Big data technology has helped companies manage large databases, but this flow of information tends to increase and solution providers will have to adapt to ever growing requirements. According to research by IDC (International Data Corporation), the digital universe doubles every two years and may reach 44 trillion gigabytes by 2020. How can we store, process, and especially extract value from so much data in its different forms, sources, and volumes?
It is in this context that the concept of a data lake stands out. Data lakes are data management platforms designed to hold and analyze large quantities of information from different data sources. With this technology, different types of data are stored in their original form, and from there data is extracted, combined, correlated, and utilized in different ways, according to the needs of each business.
The concept of a data lake fits quite well with the energy and utilities management scenario. Energy and utilities management systems may be separated into two distinct classes. First, systems geared towers gathering and logging measurement data in time series. Many manufacturers of management devices supply their own systems, some with more, some with fewer features. This class of system is closely related to the so-called PIMS (Plant Information Management Systems), traditionally used in process industries to store time series sampled in different frequencies from multiple meters. In a second class, there are generic management systems of transactional nature, geared towards handling isolated problems such as contract management, costs, budgeting, and others. Many software companies, particularly those providing ERP suites (Enterprise Resource Planning), supply such solutions. These systems manage different types of data such as accounting transactions, financial projections, energy & utilities contracts, among others.

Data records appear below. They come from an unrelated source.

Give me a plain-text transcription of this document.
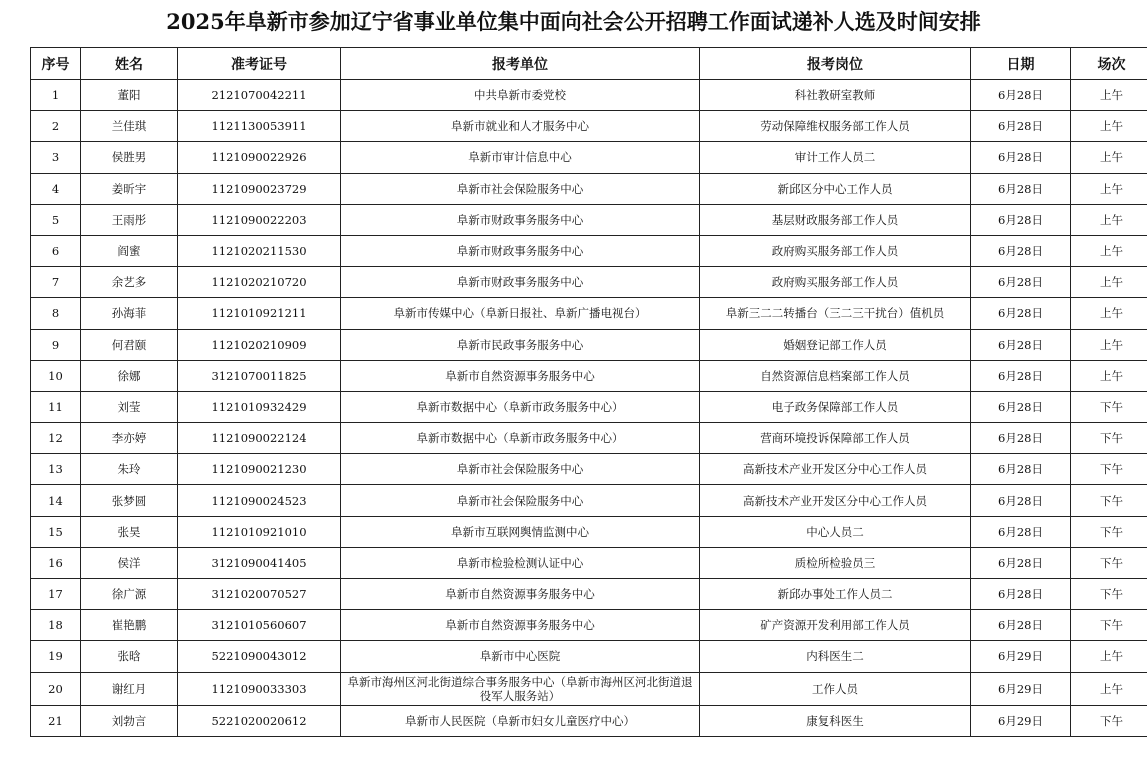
2025年阜新市参加辽宁省事业单位集中面向社会公开招聘工作面试递补人选及时间安排
序号	姓名	准考证号	报考单位	报考岗位	日期	场次
1	董阳	2121070042211	中共阜新市委党校	科社教研室教师	6月28日	上午
2	兰佳琪	1121130053911	阜新市就业和人才服务中心	劳动保障维权服务部工作人员	6月28日	上午
3	侯胜男	1121090022926	阜新市审计信息中心	审计工作人员二	6月28日	上午
4	姜昕宇	1121090023729	阜新市社会保险服务中心	新邱区分中心工作人员	6月28日	上午
5	王雨彤	1121090022203	阜新市财政事务服务中心	基层财政服务部工作人员	6月28日	上午
6	阎蜜	1121020211530	阜新市财政事务服务中心	政府购买服务部工作人员	6月28日	上午
7	余艺多	1121020210720	阜新市财政事务服务中心	政府购买服务部工作人员	6月28日	上午
8	孙海菲	1121010921211	阜新市传媒中心（阜新日报社、阜新广播电视台）	阜新三二二转播台（三二三干扰台）值机员	6月28日	上午
9	何君颐	1121020210909	阜新市民政事务服务中心	婚姻登记部工作人员	6月28日	上午
10	徐娜	3121070011825	阜新市自然资源事务服务中心	自然资源信息档案部工作人员	6月28日	上午
11	刘莹	1121010932429	阜新市数据中心（阜新市政务服务中心）	电子政务保障部工作人员	6月28日	下午
12	李亦婷	1121090022124	阜新市数据中心（阜新市政务服务中心）	营商环境投诉保障部工作人员	6月28日	下午
13	朱玲	1121090021230	阜新市社会保险服务中心	高新技术产业开发区分中心工作人员	6月28日	下午
14	张梦圆	1121090024523	阜新市社会保险服务中心	高新技术产业开发区分中心工作人员	6月28日	下午
15	张昊	1121010921010	阜新市互联网舆情监测中心	中心人员二	6月28日	下午
16	侯洋	3121090041405	阜新市检验检测认证中心	质检所检验员三	6月28日	下午
17	徐广源	3121020070527	阜新市自然资源事务服务中心	新邱办事处工作人员二	6月28日	下午
18	崔艳鹏	3121010560607	阜新市自然资源事务服务中心	矿产资源开发利用部工作人员	6月28日	下午
19	张晗	5221090043012	阜新市中心医院	内科医生二	6月29日	上午
20	谢红月	1121090033303	阜新市海州区河北街道综合事务服务中心（阜新市海州区河北街道退役军人服务站）	工作人员	6月29日	上午
21	刘勃言	5221020020612	阜新市人民医院（阜新市妇女儿童医疗中心）	康复科医生	6月29日	下午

In the past, these classes of systems were supplied by different software providers, had very different internal architectures, and were utilized by distinct groups of users within companies. However, we now live in a moment of convergence. The advance of new technologies allows these systems to be unified in integrated systems with architectures based on data lakes, enabling new information and analyses based on multiple varieties of data. Consumption time series may be compared to equipment production data, detecting inefficiencies as soon as they happen. Contract terms may directly influence energy supply strategies, with real-time updates.
The number of variables and the amount of data is ever growing, and the search for new combinations has become a great tool to find new solutions and become more competitive. Innovation possibilities based on technologies such as data lakes are boundless, and so are the gains for better energy management and efficiency.
The Viridis platform explores the concept of a data lake to combine time series sampled in real time with transactional data from management systems. To deal with large volumes of data, the system has a high-performance data historian with efficient storage and response times, capable of holding thousands of time series for many years. All this measurement data is combined with data from legacy systems such as ledger transactions, production orders, maintenance orders, laboratory data, among others. The system automatically correlates multiple types of data, temporal and transactional, allowing disruptive views on energy performance and operational efficiency.